Friday, May 20, 2011

just some thoughts

when you experience deep sorrow, you learn to appreciate what it means to be happy
when you encounter problems, you learn to appreciate every little means of solving a problem
when you experience rejection, you learn to appreciate and value every little love you receive
when you dried your eyes with tears, you learn to have a hearty laugh in every opportunity given
when you experience loss, you learn to appreciate what you have
when you learn to let go, you experience something better coming your way
when you learn to surrender, you'll feel God's powerful embrace
when you give service, you experience being serviced by God in greater extent
when you increase faith, you'll learn not to worry

***************

little by little, I'm getting closer to you
little by little, I'm letting You lead me
little by little, I'm seeing the light You've been trying to show me
little by little, I'm changing to Your ways

pretty simple

I was trying to look for something to cook for dinner last Monday. I got to leave office early. I was calling my mom checking what are the available ingredients for a dish. She said "chicken". I said "No!". I've been eating chicken for the past N days, I think i'm growing feathers already :P

So anyway, i stopped by a meat shop, intending to buy pork. I was thinking of preparing sinigang, my favorite! (However, I was thinking twice coz I already was able to prepare that, was wishing I could cook at least 1 new dish every month). And it seemed the universe conspired to let me choose another dish, because they already run out of meat perfect for sinigang.

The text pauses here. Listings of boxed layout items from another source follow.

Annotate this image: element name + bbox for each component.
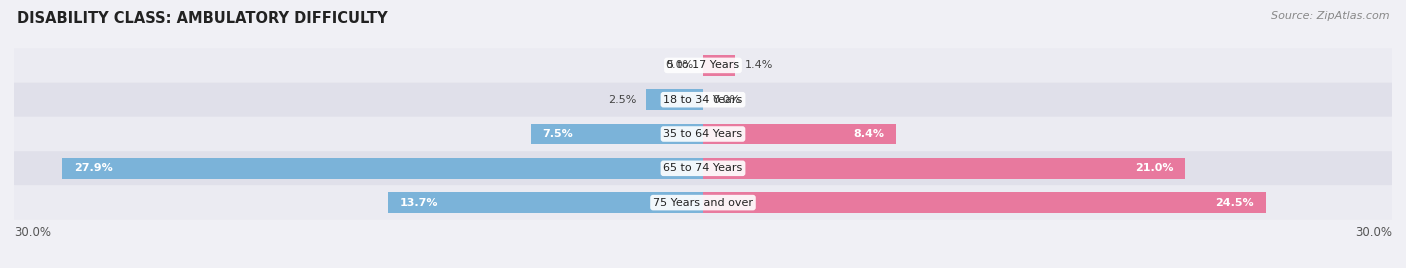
Text: 27.9%: 27.9%: [73, 163, 112, 173]
Text: 35 to 64 Years: 35 to 64 Years: [664, 129, 742, 139]
Text: 30.0%: 30.0%: [1355, 226, 1392, 239]
FancyBboxPatch shape: [14, 117, 1392, 151]
Bar: [62, 158, 703, 178]
FancyBboxPatch shape: [14, 83, 1392, 117]
Text: Source: ZipAtlas.com: Source: ZipAtlas.com: [1271, 11, 1389, 21]
Bar: [703, 192, 1265, 213]
Text: 8.4%: 8.4%: [853, 129, 884, 139]
Bar: [703, 55, 735, 76]
Text: DISABILITY CLASS: AMBULATORY DIFFICULTY: DISABILITY CLASS: AMBULATORY DIFFICULTY: [17, 11, 388, 26]
Text: 18 to 34 Years: 18 to 34 Years: [664, 95, 742, 105]
Bar: [703, 124, 896, 144]
Bar: [645, 90, 703, 110]
Text: 7.5%: 7.5%: [543, 129, 574, 139]
Text: 2.5%: 2.5%: [607, 95, 637, 105]
Text: 0.0%: 0.0%: [713, 95, 741, 105]
Text: 75 Years and over: 75 Years and over: [652, 198, 754, 208]
Text: 30.0%: 30.0%: [14, 226, 51, 239]
Text: 65 to 74 Years: 65 to 74 Years: [664, 163, 742, 173]
Text: 5 to 17 Years: 5 to 17 Years: [666, 60, 740, 70]
Text: 21.0%: 21.0%: [1135, 163, 1174, 173]
Text: 0.0%: 0.0%: [665, 60, 693, 70]
FancyBboxPatch shape: [14, 151, 1392, 185]
Bar: [388, 192, 703, 213]
Bar: [531, 124, 703, 144]
Bar: [703, 158, 1185, 178]
FancyBboxPatch shape: [14, 185, 1392, 220]
Text: 13.7%: 13.7%: [399, 198, 439, 208]
FancyBboxPatch shape: [14, 48, 1392, 83]
Text: 1.4%: 1.4%: [744, 60, 773, 70]
Text: 24.5%: 24.5%: [1216, 198, 1254, 208]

So I settled for fish and misua! It was fairly easy to cook misua, but I wasn't satisfied at all with the taste. After I finished cooking, it then dawned on me that I should have put patola in it. Oh well, at least I know now. Haha. :)

Overall, it was good to cook again. :D




Monday, May 16, 2011

No Pain, No Gain

Definitely true.

This is the message i got from the Feast this Sunday and it perfectly matches my experience last Friday and Saturday. I am in deep pain (deep talaga no?!) - muscles sore from head to toes. But I think I really gained something here - a little more confidence and a new love.

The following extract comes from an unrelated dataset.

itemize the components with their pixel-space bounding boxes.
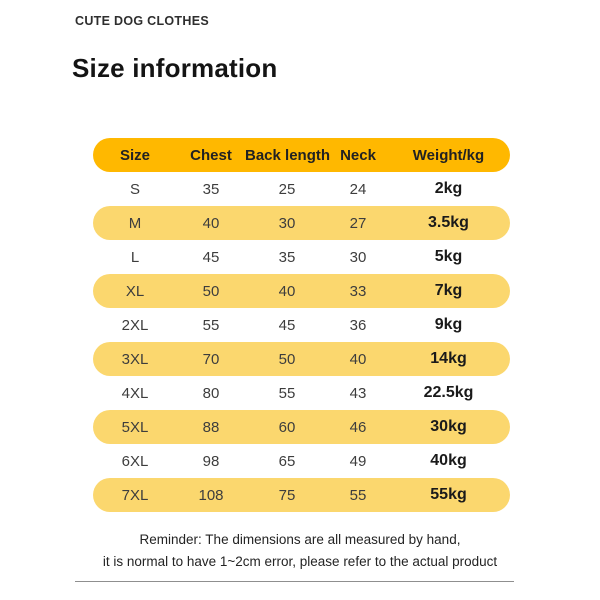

I'm not a super adventurous person, however, I always wanted to try new things. Problem is I always get scared of almost everything - heights, speed, etc. I missed out riding one of the highest roller coaster - Fujiyama, the 107m high Blue Fall in Yokohama, Vanish roller coaster that dives to an underwater tunnel. These were opportunities I failed to grab just because I let my inner ghosts get to me. And did you know that I haven't been to Enchanted Kingdom as well? I was thinking that it won't be worth going there since I have only a few ride options to choose from.

Then last Saturday, I almost lost another opportunity to discover something that I can do and enjoy! Our company outing was held at Lago de Oro - famous for wakeboarding. My officemates and I were lining up getting our ballers and helmets for the activity. But prior to that, we need to sign first an agreement which states something like "the guest signing the paper knows that the activities available at the resort may be fatal...blah blah blah" That made me gasp. Aww. I'm not yet ready to kill myself, do I really want to do this?

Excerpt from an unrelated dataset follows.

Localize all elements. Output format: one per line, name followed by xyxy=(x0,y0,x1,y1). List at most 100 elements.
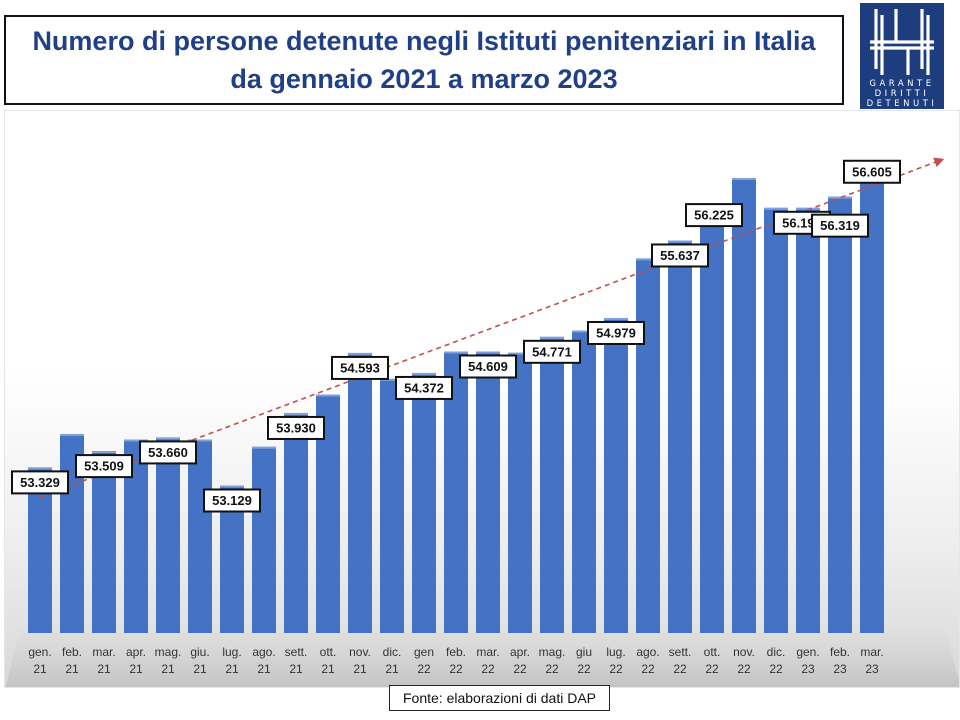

But thanks to the encouragement of friends, for the very first time, I set my feet in a wakeboard, held on to the rope, heart beating fast. And then after about 5 seconds or less, I had my first try. Haha! Lining up took more than 20 minutes! Frustrating. So I had my second try, this time, I exceeded 5 seconds. (guess how many more seconds! :P ) After my second attempt, I transferred to the bigger ski park, this time, tried kneeboard instead.

I love kneeboard! This time, I got to experience the wind blowing through my face, enjoying the speed of the cable pulling me. The challenge was to complete a cycle. I had three attempts, unfortunately, I only reached the half of the route. If only we had a few more hours, I'd probably spend a few more times trying until I get a complete turn!


I'm happy I got to try wakeboarding. It is not a scary thing at all. (really! :p) Good thing I was able to suppress my nervousness and was influenced by the excitement and the "courage" of my fellow officemates.

I not sure when but I want to go back! I'm putting this in my bucket list. :)

photo op on my second try :D

Wednesday, May 11, 2011

one more month!

exactly 1 more month to go!

i am getting more and more excited as well as more nervous! this is by far the most meaningful birthday celebration i'm going to have, not to mention, the most special as well. 

in a few more days, i'll see my dream unfold into reality. i planned a similar one before - a feeding program with bags of supplies for kids in a public school in cavite, which eventually turned into giving school supplies instead to neighbors due to  budget constraints.

it never occurred to me to ask for help outside the few members of my family. but then, one day i realized, i'll be counting years to be able to pull through with my "pay-it-forward" dream.

and now, after a month of planning and campaigning, i'm overwhelmed with an outpour of positive responses.

God truly provides and He sure did blessed me with generous friends who are willing to give their treasures, time and talents. I'll be forever grateful for sharing this special occasion with me.

I look forward to a birthday seeing family, friends and kids at Elsie Gaches, all faces filled with heartfelt smiles.